One limitation of our study consists in the use of a linear model to explain the association between CSF and PET Aβ markers, which is known for being not linear [2,3,4,5,6]. To mitigate this risk, we used non-parametric statistics in our unbiased voxel-wise approach, which confirmed the findings of the ROI-based analyses. The adoption of non-linear statistical modeling may improve the proportion of the variance explained by this association. Second, the cross-sectional design concomitantly with the lack of tau PET prevents us from confirming that APOE-ε4 carriers may display higher tau spread in the MTL for a given level of Aβ dysmetabolism.
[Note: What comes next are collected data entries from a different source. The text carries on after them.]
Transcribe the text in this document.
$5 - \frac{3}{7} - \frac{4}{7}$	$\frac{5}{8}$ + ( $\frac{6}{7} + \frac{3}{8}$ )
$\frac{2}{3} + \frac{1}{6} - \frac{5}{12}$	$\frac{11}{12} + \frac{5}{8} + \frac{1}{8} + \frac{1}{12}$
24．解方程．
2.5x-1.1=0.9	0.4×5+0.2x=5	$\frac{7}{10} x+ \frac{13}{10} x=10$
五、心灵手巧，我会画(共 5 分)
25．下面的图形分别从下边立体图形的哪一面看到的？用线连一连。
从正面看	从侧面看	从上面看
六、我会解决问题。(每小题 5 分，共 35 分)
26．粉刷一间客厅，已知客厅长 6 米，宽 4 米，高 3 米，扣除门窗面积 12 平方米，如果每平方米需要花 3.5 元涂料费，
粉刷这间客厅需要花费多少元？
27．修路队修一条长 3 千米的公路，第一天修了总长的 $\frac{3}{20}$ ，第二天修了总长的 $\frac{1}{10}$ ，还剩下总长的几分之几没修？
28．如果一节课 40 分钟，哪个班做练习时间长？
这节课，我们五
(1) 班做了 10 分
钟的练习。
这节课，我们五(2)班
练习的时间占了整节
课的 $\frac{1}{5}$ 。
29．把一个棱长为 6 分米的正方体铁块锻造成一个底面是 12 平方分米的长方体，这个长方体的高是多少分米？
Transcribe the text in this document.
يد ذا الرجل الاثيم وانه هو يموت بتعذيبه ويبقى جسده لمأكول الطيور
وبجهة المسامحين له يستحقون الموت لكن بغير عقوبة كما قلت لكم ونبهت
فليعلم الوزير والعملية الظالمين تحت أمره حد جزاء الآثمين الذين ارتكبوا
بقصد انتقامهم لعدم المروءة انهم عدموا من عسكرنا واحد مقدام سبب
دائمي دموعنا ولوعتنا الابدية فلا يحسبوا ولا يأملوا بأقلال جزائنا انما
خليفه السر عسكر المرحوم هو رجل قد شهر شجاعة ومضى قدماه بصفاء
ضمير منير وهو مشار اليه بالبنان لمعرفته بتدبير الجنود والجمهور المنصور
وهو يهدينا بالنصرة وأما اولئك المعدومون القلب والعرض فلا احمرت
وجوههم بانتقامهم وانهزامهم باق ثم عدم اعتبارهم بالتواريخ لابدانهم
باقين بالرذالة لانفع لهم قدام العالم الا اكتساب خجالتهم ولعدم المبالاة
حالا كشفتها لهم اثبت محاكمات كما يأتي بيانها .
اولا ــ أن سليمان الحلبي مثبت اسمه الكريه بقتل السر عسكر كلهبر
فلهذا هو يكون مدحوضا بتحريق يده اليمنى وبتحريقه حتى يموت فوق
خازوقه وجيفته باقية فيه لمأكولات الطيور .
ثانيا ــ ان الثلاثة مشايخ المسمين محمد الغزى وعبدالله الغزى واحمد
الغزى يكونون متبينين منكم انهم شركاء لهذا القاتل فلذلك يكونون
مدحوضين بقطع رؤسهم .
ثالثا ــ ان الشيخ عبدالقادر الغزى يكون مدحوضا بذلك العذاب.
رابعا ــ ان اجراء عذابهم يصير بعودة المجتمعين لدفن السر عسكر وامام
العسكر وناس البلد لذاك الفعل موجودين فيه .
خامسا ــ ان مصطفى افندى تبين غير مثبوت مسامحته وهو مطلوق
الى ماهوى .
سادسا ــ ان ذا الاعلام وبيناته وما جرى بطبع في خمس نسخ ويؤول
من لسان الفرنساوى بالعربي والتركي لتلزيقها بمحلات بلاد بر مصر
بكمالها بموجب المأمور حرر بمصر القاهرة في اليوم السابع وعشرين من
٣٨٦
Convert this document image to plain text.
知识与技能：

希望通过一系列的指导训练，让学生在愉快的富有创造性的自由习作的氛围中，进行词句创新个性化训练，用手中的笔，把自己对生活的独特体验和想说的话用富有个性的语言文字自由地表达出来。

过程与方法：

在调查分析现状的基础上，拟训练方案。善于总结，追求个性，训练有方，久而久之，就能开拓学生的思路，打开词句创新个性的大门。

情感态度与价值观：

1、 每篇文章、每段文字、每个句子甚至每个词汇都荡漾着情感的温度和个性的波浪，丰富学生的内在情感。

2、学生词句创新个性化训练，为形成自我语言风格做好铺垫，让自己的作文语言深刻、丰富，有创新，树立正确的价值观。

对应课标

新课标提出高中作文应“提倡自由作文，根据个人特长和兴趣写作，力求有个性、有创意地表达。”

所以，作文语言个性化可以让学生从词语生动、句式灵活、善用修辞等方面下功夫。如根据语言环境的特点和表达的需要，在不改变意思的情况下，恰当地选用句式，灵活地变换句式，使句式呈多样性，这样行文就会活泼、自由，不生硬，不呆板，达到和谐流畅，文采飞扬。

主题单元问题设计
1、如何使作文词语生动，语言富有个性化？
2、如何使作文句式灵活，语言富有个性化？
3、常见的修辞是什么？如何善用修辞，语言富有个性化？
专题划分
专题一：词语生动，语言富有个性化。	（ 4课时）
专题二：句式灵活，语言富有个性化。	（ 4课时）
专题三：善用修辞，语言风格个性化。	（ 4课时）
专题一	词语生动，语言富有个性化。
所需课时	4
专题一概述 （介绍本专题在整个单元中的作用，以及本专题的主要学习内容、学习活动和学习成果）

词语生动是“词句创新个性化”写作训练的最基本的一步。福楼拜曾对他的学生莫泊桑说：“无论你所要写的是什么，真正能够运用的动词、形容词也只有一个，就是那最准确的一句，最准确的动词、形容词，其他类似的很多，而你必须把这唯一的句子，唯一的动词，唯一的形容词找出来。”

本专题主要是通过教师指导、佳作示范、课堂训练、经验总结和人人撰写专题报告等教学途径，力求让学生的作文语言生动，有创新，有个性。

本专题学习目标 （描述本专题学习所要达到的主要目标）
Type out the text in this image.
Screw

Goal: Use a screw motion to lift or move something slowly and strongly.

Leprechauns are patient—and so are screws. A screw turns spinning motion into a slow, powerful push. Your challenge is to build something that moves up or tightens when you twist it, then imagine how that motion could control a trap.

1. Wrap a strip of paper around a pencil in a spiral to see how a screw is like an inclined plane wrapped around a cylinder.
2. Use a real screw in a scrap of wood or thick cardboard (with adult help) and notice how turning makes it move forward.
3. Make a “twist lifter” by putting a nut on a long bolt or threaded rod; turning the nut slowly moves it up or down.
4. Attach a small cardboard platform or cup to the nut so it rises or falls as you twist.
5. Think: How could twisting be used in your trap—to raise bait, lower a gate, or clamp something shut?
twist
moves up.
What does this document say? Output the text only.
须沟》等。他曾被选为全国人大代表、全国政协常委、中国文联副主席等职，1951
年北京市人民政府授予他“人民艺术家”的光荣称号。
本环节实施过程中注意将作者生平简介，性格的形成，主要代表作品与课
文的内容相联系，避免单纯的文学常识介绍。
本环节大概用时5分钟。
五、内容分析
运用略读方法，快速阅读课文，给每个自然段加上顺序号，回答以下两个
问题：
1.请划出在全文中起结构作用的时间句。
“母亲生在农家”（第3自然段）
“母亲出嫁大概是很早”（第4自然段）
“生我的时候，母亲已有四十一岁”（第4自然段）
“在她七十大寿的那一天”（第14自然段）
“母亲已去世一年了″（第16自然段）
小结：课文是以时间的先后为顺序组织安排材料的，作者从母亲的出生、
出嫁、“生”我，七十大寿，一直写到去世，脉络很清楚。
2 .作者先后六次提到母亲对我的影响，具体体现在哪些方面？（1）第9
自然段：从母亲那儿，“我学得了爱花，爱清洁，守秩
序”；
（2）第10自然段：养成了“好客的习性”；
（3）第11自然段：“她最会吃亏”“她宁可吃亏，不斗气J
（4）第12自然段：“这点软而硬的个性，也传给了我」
In addition, future studies shall include a longitudinal assessment of neuropsychological data, to determine how an imbalance between soluble and aggregated Aβ impacts cognitive performance in multiple domains.

In summary, our strategy of assessing the impact of risk factors on the association between two distinct surrogate markers of cleared and aggregated Aβ provide novel insights into the biological pathways underlying Aβ aggregation in the brain. Moreover, these data clarify the mechanisms underlying the higher AD prevalence associated to those risk factors.